Troisième découverte : les bonnes intentions ne sont rien sans les actes. Si la stratégie de coconstruction déployée au Blosne a finalement fonctionné, c’est parce que la ville et l’IAUR ont choisi d’en faire un axe prioritaire du projet, en s’en donnant les moyens, en particulier en constituant une ambitieuse communauté d’habitants ambassadeurs qui a compté jusqu’à 100 membres, embarqués dans deux voyages d’études à Berlin et à Barcelone. Mais surtout, les acteurs « professionnels » ont compris que l’implication des habitants n’était pas un dû. Il ne suffit pas de tendre un micro pour que les gens prennent la parole ! Certains le feront sans souci, mais pour les autres, c’est parfois beaucoup plus compliqué ! J’ai aussi pu mesurer à quel point les bonnes idées pouvaient parfois achopper sur des détails qui restent ignorés si on n’a pas un accès direct aux perceptions des habitants.

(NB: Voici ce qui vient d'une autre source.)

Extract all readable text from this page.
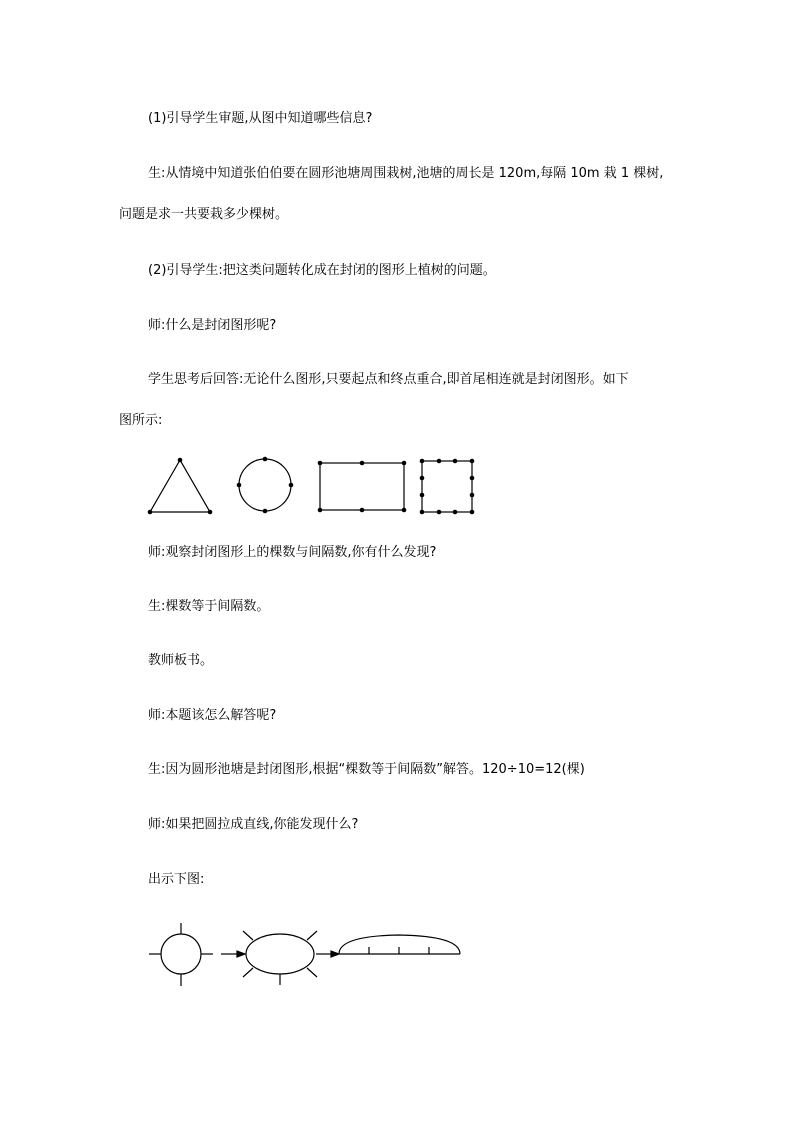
(1)引导学生审题,从图中知道哪些信息?
生:从情境中知道张伯伯要在圆形池塘周围栽树,池塘的周长是 120m,每隔 10m 栽 1 棵树,
问题是求一共要栽多少棵树。
(2)引导学生:把这类问题转化成在封闭的图形上植树的问题。
师:什么是封闭图形呢?
学生思考后回答:无论什么图形,只要起点和终点重合,即首尾相连就是封闭图形。如下
图所示:
师:观察封闭图形上的棵数与间隔数,你有什么发现?
生:棵数等于间隔数。
教师板书。
师:本题该怎么解答呢?
生:因为圆形池塘是封闭图形,根据“棵数等于间隔数”解答。120÷10=12(棵)
师:如果把圆拉成直线,你能发现什么?
出示下图:
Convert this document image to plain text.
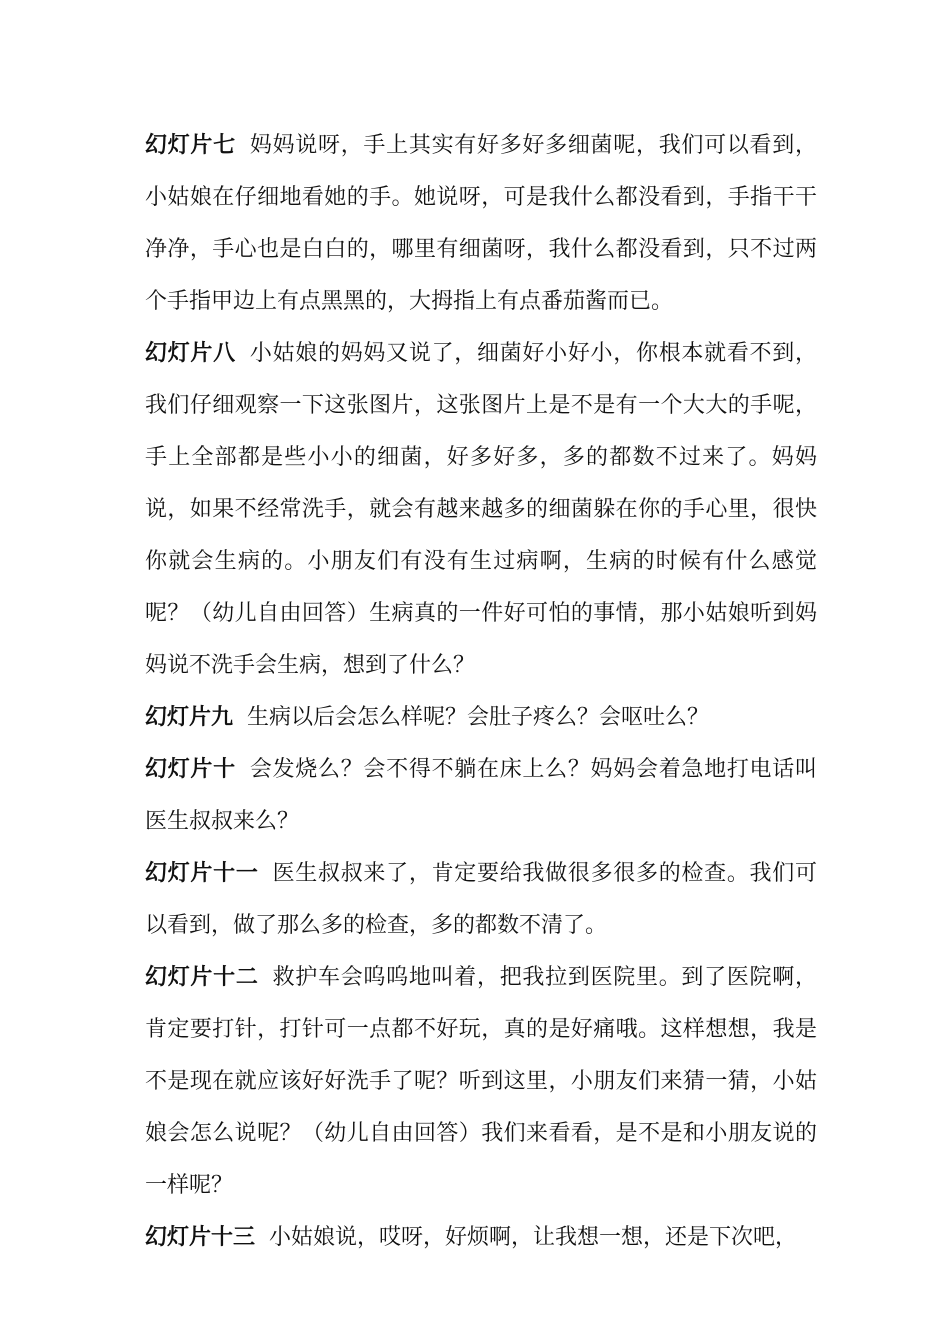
幻灯片七 妈妈说呀，手上其实有好多好多细菌呢，我们可以看到，小姑娘在仔细地看她的手。她说呀，可是我什么都没看到，手指干干净净，手心也是白白的，哪里有细菌呀，我什么都没看到，只不过两个手指甲边上有点黑黑的，大拇指上有点番茄酱而已。

幻灯片八 小姑娘的妈妈又说了，细菌好小好小，你根本就看不到，我们仔细观察一下这张图片，这张图片上是不是有一个大大的手呢，手上全部都是些小小的细菌，好多好多，多的都数不过来了。妈妈说，如果不经常洗手，就会有越来越多的细菌躲在你的手心里，很快你就会生病的。小朋友们有没有生过病啊，生病的时候有什么感觉呢？（幼儿自由回答）生病真的一件好可怕的事情，那小姑娘听到妈妈说不洗手会生病，想到了什么？

幻灯片九 生病以后会怎么样呢？会肚子疼么？会呕吐么？

幻灯片十 会发烧么？会不得不躺在床上么？妈妈会着急地打电话叫医生叔叔来么？

幻灯片十一 医生叔叔来了，肯定要给我做很多很多的检查。我们可以看到，做了那么多的检查，多的都数不清了。

幻灯片十二 救护车会呜呜地叫着，把我拉到医院里。到了医院啊，肯定要打针，打针可一点都不好玩，真的是好痛哦。这样想想，我是不是现在就应该好好洗手了呢？听到这里，小朋友们来猜一猜，小姑娘会怎么说呢？（幼儿自由回答）我们来看看，是不是和小朋友说的一样呢？

幻灯片十三 小姑娘说，哎呀，好烦啊，让我想一想，还是下次吧，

Au Blosne, par exemple, le directeur de la maison du quartier a invité dans son bureau des femmes qui n’osaient pas s’exprimer en public. En petit comité, elles se sont ouvertes, se sont senties légitimes et leurs remarques ont finalement profité à toute la communauté… Au-delà du récit du projet, notre livre est aussi un hommage à cette volonté de se rencontrer et de partager par-delà les statuts et les parcours individuels pour construire une ville où chacun trouve sa place, indique Arno Bertina.

Un roman d'Arno Bertina, Mathieu Larnaudie et Olivier Rohe, Inculte éditions, 2021.